Selon une étude relayée par Agrivert, jusqu’à 20 % du glyphosate peut finir dans les cours d’eau lors d’une forte pluie. C’est un point à considérer sérieusement. Je vous encourage à consulter notre article sur la persistance du glyphosate dans le sol pour mieux comprendre ces impacts à long terme.
Évitez aussi d’appliquer un désherbant près d’un point d’eau, d’un puits ou d’une zone de drainage. Un buffer d’au moins 5 à 10 mètres est recommandé dans tous les cas.
Combien de temps attendre avant la pluie après un désherbant ?
Le délai d’action varie selon le type de désherbant. Voici un tableau récapitulatif pour vous y retrouver facilement :
| Type de désherbant | Délai minimum avant pluie | Sensibilité à la pluie |
|---|---|---|
| Systémique (glyphosate) | 1 à 6 heures | Très élevée |
| Contact | 2 à 4 heures | Moyenne à élevée |
| Sélectif (pelouse, cultures) | 2 à 4 heures | Élevée |
En règle générale, ne traitez jamais si plus de 15 mm de pluie sont prévus dans les heures qui suivent (recommandation Phyteis). Vérifiez toujours la notice, les formulations varient.
Certains produits contiennent des adjuvants qui améliorent l’adhérence aux feuilles et offrent un peu plus de résistance à une pluie légère. Mais sous une vraie averse, aucun adjuvant ne sauve un traitement mal programmé.
Les conditions idéales pour appliquer un désherbant
Une hygrométrie de 60 à 70 % est idéale, selon Farmi. L’air humide sans pluie favorise la pénétration du produit, surtout pour les désherbants systémiques.
Le matin ou en fin de journée sont les meilleurs moments. Évitez la pleine chaleur, qui fait sécher les gouttelettes trop vite avant absorption.

Voici les conditions à réunir avant toute application :
- Temps sec prévu sur au moins 6 heures après le traitement.
- Sol non détrempé, pas saturé d’eau.
- Vent inférieur à 10 km/h pour éviter les projections.
- Pas de rosée abondante, qui dilue comme une pluie fine.
- Températures modérées, entre 10 et 25°C.
Vérifiez la météo 24 à 48 heures avant de traiter. Les applications comme Météo France ou une station météo portable permettent de suivre l’hygrométrie en temps réel.
Les erreurs et les questions fréquentes
La première erreur est d’appliquer le produit juste avant une averse annoncée. Le résultat est un drainage complet vers les eaux souterraines sans aucun effet sur les mauvaises herbes. Vous polluez pour rien.
Parmi les autres erreurs à éviter absolument :
- Ignorer la notice et surdoser, ce qui amplifie la pollution sans améliorer l’efficacité.

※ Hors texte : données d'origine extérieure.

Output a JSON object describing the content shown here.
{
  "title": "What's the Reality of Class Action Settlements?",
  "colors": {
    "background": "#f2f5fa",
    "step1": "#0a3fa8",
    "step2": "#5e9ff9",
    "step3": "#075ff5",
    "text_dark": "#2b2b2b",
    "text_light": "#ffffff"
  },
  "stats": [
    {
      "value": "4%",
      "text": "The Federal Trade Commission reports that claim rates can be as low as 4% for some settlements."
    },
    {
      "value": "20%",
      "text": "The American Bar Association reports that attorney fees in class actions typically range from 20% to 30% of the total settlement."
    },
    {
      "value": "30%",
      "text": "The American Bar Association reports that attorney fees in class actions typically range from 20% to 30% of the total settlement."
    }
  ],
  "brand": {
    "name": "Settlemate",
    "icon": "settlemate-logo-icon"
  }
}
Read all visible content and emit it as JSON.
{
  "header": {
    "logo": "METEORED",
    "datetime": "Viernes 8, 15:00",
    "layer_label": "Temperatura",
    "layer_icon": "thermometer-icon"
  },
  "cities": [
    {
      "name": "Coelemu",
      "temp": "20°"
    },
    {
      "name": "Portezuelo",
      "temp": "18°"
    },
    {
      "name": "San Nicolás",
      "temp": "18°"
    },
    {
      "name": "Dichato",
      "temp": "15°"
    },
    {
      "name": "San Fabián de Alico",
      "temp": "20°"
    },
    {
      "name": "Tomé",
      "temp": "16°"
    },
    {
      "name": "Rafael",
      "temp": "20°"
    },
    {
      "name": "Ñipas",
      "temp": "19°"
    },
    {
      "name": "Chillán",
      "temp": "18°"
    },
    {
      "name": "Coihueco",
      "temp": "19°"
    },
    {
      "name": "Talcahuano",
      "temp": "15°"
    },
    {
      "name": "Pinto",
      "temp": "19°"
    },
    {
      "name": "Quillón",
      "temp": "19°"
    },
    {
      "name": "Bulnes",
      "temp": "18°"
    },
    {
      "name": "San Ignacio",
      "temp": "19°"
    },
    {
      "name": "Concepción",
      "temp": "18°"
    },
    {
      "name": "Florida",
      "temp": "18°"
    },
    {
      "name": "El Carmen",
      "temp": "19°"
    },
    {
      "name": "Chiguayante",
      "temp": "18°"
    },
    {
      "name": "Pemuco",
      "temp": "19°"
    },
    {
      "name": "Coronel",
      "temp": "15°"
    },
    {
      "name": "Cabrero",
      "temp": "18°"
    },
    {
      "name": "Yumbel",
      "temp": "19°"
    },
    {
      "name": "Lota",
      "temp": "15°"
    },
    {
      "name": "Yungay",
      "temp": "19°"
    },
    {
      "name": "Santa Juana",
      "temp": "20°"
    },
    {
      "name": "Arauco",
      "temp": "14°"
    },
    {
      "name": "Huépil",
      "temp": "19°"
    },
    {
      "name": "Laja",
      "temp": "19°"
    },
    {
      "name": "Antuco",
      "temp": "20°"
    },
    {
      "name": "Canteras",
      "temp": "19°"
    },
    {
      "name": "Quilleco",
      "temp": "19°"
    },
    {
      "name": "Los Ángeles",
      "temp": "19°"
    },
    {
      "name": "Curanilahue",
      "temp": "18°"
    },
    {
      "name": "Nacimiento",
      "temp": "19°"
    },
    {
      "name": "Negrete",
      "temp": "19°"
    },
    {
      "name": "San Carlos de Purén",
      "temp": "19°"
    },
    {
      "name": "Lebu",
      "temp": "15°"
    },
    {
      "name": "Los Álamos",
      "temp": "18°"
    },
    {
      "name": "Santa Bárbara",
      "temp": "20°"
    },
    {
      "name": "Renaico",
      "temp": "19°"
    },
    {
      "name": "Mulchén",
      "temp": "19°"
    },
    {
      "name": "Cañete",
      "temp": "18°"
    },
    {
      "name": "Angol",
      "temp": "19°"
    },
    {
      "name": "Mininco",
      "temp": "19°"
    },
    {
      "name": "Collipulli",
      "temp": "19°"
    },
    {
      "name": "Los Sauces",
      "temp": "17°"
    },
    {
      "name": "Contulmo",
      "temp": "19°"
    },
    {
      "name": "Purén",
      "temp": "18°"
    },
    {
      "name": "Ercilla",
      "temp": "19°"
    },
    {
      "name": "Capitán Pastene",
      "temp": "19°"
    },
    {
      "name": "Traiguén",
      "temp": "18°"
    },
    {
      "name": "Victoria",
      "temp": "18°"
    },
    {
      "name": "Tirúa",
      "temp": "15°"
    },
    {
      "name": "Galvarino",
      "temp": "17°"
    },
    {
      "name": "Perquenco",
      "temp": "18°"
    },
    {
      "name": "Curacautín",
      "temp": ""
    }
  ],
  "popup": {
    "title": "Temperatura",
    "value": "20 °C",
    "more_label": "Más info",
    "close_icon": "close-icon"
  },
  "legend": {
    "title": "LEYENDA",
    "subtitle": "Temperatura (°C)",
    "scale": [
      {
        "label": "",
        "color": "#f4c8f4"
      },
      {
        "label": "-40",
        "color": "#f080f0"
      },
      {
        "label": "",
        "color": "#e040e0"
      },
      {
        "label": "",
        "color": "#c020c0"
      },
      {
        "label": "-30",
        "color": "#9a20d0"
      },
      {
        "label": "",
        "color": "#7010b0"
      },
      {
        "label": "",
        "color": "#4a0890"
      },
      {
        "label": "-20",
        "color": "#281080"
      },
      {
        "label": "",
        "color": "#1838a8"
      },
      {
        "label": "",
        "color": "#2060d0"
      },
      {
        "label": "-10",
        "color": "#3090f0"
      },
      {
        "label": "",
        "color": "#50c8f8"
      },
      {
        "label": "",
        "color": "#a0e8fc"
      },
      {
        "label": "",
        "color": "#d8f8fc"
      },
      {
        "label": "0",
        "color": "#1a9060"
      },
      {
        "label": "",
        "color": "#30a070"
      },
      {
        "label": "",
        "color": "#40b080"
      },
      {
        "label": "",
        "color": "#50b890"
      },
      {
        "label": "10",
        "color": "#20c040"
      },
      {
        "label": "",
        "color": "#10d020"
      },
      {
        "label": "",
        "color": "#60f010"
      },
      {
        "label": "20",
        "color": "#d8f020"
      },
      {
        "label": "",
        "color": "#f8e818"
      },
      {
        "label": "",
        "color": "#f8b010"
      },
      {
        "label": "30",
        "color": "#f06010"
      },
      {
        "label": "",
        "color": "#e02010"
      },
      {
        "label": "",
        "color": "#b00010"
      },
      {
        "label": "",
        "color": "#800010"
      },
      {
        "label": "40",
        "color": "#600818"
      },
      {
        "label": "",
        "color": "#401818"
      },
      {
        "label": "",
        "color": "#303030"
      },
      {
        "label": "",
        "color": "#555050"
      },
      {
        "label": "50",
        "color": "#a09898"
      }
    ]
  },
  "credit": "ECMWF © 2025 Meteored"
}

- Traiter avec un pulvérisateur mal entretenu, qui donne une répartition inégale du produit.
- Négliger les équipements de protection : gants, masque et lunettes restent indispensables.
- Appliquer près d’un puits ou d’un fossé sans respecter la zone tampon.
La rosée du matin dilue-t-elle comme la pluie ?
Oui, une rosée abondante réduit l’adhérence du produit. Attendez que les feuilles soient bien sèches avant de traiter.
Le vent fort pose-t-il un problème ?
Au-delà de 10 km/h, les gouttelettes se dispersent et le traitement devient aléatoire, voire dangereux pour les plantes voisines.
Si vous cherchez une alternative, les méthodes mécaniques comme le désherbage thermique ou le sarclage restent efficaces par temps humide, sans risque de lessivage.